Truth is intruding, not that the pump monkeys seem to care.
The S&P Case/Schiller Home Index shows that home prices fell
4.5% in the third quarter of this year on a national basis. This is the largest decline in home prices in the history of the index, and the first meaningful sequential set of declines since the Depression.ICSC Chain Store Sales came in
down 0.1% for last week. Yes, you read that right -
chain store sales actually declined in the week that included "Black Friday." While Thursday had stores closed for the holiday (and these numbers are not adjusted for that)
this is a horrible print for what is supposed to be the busiest three shopping days of the year.Redbook came in +0.4%, again, for a week including "Black Friday". Expected was 0.3%. Yuck.
"ShopperTrak" claimed huge growth in sales Saturday. Yeah, right. Sorry, counting feet is stupid when it comes to retail - you have to count
shopping bags and what is in them!
ICSC says that Santa is bringing coal this Grinchmas and my Wall Street Journal is safe from human consumption.
Citibank gets roughly $8 billion in an equity infusion from the Arabs.

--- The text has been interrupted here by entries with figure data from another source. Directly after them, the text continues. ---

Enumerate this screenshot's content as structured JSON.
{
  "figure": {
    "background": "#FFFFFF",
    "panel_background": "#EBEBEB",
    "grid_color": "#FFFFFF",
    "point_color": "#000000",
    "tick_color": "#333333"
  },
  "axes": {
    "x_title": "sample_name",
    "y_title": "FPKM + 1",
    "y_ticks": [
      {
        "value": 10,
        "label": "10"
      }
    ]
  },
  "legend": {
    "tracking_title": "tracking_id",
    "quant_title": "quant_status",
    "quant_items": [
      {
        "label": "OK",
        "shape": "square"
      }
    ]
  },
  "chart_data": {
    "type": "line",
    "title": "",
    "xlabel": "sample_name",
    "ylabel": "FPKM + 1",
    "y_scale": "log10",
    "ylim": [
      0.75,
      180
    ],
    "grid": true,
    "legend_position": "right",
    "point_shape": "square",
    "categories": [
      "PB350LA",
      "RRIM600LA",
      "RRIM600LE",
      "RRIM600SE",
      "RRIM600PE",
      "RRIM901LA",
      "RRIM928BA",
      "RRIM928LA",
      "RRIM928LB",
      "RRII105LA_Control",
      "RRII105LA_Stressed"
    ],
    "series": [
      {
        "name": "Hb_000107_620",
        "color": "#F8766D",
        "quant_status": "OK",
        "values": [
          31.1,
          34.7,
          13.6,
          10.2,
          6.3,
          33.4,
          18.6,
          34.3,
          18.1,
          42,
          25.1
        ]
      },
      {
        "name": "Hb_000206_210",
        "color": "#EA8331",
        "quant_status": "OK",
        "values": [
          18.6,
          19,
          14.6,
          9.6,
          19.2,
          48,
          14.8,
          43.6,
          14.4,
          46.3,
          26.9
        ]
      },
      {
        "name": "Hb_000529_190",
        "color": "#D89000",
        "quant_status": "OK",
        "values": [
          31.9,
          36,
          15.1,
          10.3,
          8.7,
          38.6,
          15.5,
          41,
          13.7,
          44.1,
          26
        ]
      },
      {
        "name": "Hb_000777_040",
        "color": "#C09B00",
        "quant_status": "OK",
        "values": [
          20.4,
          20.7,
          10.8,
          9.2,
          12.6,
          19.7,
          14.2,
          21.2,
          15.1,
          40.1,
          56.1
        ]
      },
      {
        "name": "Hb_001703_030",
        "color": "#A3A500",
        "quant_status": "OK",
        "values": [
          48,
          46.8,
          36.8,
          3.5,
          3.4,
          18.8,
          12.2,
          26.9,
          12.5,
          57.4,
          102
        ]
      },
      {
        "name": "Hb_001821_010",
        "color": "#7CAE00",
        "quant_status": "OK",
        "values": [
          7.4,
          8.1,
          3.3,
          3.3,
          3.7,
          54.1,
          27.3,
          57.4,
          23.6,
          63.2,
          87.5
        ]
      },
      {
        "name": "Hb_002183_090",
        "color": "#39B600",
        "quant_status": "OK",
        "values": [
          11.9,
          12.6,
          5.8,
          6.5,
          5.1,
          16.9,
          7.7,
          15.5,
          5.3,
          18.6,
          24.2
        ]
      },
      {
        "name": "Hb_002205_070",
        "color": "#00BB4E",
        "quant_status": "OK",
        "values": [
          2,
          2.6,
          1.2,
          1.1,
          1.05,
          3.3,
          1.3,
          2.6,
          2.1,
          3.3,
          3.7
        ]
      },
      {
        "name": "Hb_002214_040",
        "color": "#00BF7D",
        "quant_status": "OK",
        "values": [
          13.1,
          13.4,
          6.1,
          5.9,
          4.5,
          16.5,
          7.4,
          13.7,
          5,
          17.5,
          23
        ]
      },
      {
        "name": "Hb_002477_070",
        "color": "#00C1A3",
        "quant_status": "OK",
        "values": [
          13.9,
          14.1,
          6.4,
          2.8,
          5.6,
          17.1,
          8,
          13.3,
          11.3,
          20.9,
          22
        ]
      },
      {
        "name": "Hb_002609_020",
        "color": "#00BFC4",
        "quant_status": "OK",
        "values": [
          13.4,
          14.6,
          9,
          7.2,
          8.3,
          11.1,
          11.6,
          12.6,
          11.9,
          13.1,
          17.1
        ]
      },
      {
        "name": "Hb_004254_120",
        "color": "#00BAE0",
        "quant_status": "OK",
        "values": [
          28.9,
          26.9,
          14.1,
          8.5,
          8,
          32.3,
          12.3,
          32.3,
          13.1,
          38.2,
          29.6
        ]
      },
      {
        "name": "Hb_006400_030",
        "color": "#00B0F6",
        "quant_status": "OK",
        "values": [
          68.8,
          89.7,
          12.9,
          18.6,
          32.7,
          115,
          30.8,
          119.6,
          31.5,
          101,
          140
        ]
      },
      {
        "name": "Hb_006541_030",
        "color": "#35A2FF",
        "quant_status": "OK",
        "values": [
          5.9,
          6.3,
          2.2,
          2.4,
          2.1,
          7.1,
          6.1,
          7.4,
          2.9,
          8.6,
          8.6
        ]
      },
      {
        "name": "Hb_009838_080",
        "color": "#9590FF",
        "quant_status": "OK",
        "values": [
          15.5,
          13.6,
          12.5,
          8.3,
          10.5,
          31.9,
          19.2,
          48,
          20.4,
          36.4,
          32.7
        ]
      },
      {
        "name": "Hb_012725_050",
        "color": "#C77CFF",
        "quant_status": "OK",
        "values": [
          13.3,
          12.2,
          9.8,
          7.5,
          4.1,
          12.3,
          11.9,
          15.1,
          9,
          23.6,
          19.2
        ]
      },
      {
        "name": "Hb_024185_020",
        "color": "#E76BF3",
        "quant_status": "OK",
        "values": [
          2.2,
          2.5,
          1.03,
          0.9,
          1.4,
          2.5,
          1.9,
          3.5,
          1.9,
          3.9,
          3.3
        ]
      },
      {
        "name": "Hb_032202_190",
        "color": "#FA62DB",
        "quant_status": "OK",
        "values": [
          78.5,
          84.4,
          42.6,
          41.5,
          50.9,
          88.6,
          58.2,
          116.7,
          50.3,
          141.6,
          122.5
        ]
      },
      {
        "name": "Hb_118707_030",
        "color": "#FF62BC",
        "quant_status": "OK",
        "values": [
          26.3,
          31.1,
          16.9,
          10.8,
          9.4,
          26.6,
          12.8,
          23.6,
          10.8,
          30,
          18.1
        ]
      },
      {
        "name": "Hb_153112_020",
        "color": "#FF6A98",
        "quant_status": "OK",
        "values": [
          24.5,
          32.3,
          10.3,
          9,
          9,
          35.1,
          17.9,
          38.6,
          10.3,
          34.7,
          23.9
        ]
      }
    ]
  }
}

But it is a convertible preferred offering, although they structured it in a way to not say that (calling it a sale of "unit investment trusts" instead) and was made at a Guido-style interest rate of 11%. While there are allegedly anti-hedging provisions in the deal, anyone who actually believes that the folks over in Dubai don't have an affiliate that they can hedge through has rocks in their head. Some or all of that risk will almost certainly be hedged off immediately, and that coupon is insanely lucrative - for Dubai. Oh, if you just want to look at this as a discounted stock purchase (that is, roll the coupon into the stock price) it marks Citibank's stock in the low to mid $20s. That's nice if you're a current shareholder, no?
When you have to pay a higher interest rate than some of us have available on our credit cards, something serious is going on in your company and it ain't good!Consumer confidence came in down at 87.3, which is SEVERELY DOWN AGAINST CONSENSUS of 91.0, and drastically down from the previous survey. Expectations came in at 68.7! There's nothing good in these numbers!
CNBC of course tried to put a nice spin on it,
but let's be real here - a 68.7 reading on expectations SUCKS!What sucks
WORSE is the inflation
EXPECTATION number. Leading expectations for inflation came in at 5.7%, up from last month's 5.1%.
Remember, Ben's fear is that inflation EXPECTATIONS get out of control and start to affect consumer (and wage-earner) behavior. While I think he's totally full of **** in focusing on what people
THINK instead of the truth (thinking follows truth, ya know)
an expectation of nearly 6% inflation on a 12 month leading basis, up sharply month-over-month, has to be making what little hair Ben has stand straight up! That number is nearly
THREE TIMES the Fed's target!
Oh, and for the people who thought OFHEO would "ride to the rescue" and allow Fannie and Freddie to buy jumbos over $417k, nope. Today the announcement showed up that OFHEO is leaving the conforming limit at $417k for 2008. To which I say -
DUH! House prices are coming
DOWN, not going up - if anything the conforming limit should FALL, not rise.
Never mind the following Fed numbers from this morning:
Nov Richmond Fed Manufacturing Index: 0. Previous: -5.
Nov Dallas Fed Mfg Production Index:
-3.5%. Previous:
10.6. Chicago Fed Midwest Mfg Index: -0.6%. Previous: -0.1%.
-3.5%, 0 and -0.6% eh? Hmmmm..... those are expansionary numbers, right? (This is a short-bus rider question, if you can't tell)
The equity markets
continue to trade as if this is going to be "no big deal."
Equity investors are wrong, and will be proven once again to be the retards of the investing world.
If I had a dollar for every claim of "this time its different" I wouldn't be writing Tickers; I'd own
Tattoosh and would be sitting on it with my dive gear somewhere in the South Pacific, with a gaggle of 20-something models (in their birthday suits, of course) bringing me drinks!
Guys, these are recession prints. We're down 10% from the highs, and the recession
average losses in equity indices are 30%.
AVERAGE.
But this recession will be far worse than an "average" one, simply because we have overextended the credit side by far more than is average.
As this unwinds - and it
WILL unwind - the damage will multiply and snowball.